Modern Nature: Island of Noise

I have never heard of the Essex hipster semi-supergroup Modern Nature, spearheaded by English musician Jack Cooper, before this week.  After doing a little research on their history, I was a little reticent to dive into their newest record, Island of Noise upon hearing that the original drummer Aaron Neveu, member of one of my favorite bands, The Woods, was no longer part of this project.  I was essentially reeled back in when I heard that Evan Parker, Saxophonist-at-large among the indie and freak circuit, would have a prominent role.  Thankfully, I gave it a listen...38 minutes extremely well spent.

Island of Noise is loosely based on Shakespeare's The Tempest; almost a concept album, but perhaps not a cohesive as a full story.  Regardless of a narrative thread throughout, the songs stand just fine on their own.  Combined though, the record flows seamlessly to a mesmerizing conclusion.  Cooper's singing is hushed and serene, perfectly fitting for the theme of an island.   His employment of Parker and Jazz pianist and Alexander Hawkins is a nice pairing  to his sparse and unadorned electric guitar, and adds a creative dimension that keeps the record engaging. Careful not to overtake some of the contemplativeness of the album, Parker's sax is exceedingly tactful, even in the moments where he takes the lead.

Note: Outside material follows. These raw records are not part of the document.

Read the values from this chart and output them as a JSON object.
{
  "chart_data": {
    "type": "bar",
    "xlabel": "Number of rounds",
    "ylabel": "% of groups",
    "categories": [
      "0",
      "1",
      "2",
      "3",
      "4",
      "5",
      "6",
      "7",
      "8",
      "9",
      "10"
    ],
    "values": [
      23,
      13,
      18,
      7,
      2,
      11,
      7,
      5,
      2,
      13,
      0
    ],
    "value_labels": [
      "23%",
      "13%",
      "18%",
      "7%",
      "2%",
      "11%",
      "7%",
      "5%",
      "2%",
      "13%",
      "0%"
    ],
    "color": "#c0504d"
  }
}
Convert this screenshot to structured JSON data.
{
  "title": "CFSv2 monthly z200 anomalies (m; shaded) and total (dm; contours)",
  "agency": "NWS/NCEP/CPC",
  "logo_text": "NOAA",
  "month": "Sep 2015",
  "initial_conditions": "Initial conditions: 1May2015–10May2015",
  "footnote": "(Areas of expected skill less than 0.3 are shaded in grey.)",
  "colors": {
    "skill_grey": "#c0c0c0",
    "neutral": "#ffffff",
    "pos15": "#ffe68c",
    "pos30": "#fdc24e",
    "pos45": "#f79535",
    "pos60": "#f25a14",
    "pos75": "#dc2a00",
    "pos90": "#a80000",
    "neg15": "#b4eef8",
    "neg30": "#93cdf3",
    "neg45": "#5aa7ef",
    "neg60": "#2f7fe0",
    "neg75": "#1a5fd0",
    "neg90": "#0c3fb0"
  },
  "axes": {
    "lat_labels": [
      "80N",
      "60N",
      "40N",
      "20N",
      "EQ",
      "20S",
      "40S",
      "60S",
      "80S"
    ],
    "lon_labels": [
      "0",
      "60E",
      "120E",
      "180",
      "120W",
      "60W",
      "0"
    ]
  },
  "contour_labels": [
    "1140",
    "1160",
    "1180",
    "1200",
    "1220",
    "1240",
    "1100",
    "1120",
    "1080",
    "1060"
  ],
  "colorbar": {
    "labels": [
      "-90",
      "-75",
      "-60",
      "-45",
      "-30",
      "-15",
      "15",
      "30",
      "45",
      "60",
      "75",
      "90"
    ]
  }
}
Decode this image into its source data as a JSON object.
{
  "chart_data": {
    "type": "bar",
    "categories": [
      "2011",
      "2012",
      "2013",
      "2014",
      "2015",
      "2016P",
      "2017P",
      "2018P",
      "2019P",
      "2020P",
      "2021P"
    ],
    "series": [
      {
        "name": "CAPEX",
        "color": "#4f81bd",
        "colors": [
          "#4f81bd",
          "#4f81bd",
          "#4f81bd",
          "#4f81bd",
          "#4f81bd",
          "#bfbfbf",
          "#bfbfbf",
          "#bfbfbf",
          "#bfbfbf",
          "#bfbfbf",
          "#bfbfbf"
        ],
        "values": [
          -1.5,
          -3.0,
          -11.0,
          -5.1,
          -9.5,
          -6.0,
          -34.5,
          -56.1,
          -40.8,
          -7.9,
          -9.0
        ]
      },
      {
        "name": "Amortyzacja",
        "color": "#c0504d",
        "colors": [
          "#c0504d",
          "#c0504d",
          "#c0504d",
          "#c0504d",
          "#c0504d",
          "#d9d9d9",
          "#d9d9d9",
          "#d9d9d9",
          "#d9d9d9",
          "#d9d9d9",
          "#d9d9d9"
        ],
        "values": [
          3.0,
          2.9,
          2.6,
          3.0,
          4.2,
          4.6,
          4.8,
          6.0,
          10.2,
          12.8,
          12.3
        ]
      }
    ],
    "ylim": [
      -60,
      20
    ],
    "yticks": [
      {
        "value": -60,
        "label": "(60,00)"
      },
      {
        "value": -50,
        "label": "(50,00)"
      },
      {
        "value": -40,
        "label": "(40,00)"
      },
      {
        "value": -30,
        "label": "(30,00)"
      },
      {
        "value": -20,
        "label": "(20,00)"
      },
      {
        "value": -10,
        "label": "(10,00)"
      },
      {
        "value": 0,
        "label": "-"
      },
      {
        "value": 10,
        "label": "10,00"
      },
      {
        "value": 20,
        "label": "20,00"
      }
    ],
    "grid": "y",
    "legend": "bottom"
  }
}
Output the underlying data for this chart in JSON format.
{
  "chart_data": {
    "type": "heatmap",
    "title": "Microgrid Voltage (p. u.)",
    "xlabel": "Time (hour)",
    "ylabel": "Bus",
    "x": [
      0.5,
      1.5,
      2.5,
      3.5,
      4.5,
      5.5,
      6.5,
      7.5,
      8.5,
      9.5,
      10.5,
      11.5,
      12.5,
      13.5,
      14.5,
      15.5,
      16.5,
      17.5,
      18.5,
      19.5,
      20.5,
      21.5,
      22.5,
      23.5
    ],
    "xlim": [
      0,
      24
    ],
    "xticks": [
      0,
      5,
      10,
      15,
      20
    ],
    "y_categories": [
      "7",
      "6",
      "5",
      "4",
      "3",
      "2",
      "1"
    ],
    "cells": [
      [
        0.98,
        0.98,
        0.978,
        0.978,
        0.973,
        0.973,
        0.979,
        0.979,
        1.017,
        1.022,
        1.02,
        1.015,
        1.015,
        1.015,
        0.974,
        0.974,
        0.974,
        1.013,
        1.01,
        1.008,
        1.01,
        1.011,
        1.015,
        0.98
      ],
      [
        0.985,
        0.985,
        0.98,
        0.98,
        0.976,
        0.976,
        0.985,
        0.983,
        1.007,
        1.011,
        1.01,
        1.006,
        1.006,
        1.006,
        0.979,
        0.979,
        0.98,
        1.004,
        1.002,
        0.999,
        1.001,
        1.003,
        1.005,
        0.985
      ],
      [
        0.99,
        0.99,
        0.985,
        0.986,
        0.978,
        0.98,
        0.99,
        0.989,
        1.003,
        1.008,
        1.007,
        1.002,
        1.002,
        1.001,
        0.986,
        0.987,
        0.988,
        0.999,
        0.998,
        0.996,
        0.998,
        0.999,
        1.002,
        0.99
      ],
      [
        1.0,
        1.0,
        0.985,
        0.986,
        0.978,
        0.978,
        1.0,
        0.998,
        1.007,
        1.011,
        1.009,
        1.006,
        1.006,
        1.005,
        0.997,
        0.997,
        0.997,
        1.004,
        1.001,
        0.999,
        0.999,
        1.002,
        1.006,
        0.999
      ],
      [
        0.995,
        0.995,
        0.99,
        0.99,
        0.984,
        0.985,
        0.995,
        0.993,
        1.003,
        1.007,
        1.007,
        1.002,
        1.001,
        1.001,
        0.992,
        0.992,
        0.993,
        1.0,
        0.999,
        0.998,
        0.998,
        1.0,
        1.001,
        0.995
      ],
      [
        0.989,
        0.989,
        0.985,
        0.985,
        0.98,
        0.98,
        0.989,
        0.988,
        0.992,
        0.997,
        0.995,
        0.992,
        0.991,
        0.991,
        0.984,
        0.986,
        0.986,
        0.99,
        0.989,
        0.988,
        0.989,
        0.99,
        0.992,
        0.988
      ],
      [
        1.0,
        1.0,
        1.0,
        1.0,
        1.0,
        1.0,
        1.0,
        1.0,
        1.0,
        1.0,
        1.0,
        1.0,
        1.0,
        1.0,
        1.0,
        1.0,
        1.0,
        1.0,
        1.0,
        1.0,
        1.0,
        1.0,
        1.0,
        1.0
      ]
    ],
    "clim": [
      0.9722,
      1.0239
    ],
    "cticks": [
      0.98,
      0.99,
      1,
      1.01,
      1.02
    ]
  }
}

Just as Parker and Hawkins add depth and dimension, Cooper's perpetual tranquility keeps Island of Noise grounded.  Often in the indie rock circuit, jazz accompaniment creates a psychedelic or post-rock sound...which is great, but can get a little noisy or avant-garde for the casual listener.  Cooper helps keep the melody in check and adds an emotional poignancy that is oft absent in noisier rock.  Modern Nature works in perfect tandem, with each instrument getting their space, without any overpowering.  All members layer over one another, rather than fighting for the same space.

There are a lot of ideas on this record, and it is sometimes difficult for the listener to make sense of the comprehensive idea of Island of Noise.  But that is also what makes it so beguiling; it is difficult for an album this quiet and unhurried to also be this driven.  Overall, Island of Noise is beatific and enchanting.  Cooper and crew walk an impeccable line between dense and scant, and create an album that all tiers and types of music fans can dive into together.  

Note: I found the drumming on this record, courtesy of Jim Wallis, to be incredible, and a genuinely better fit for Island of Noise. I happily admit I was wrong on my initial concern over the record's personnel.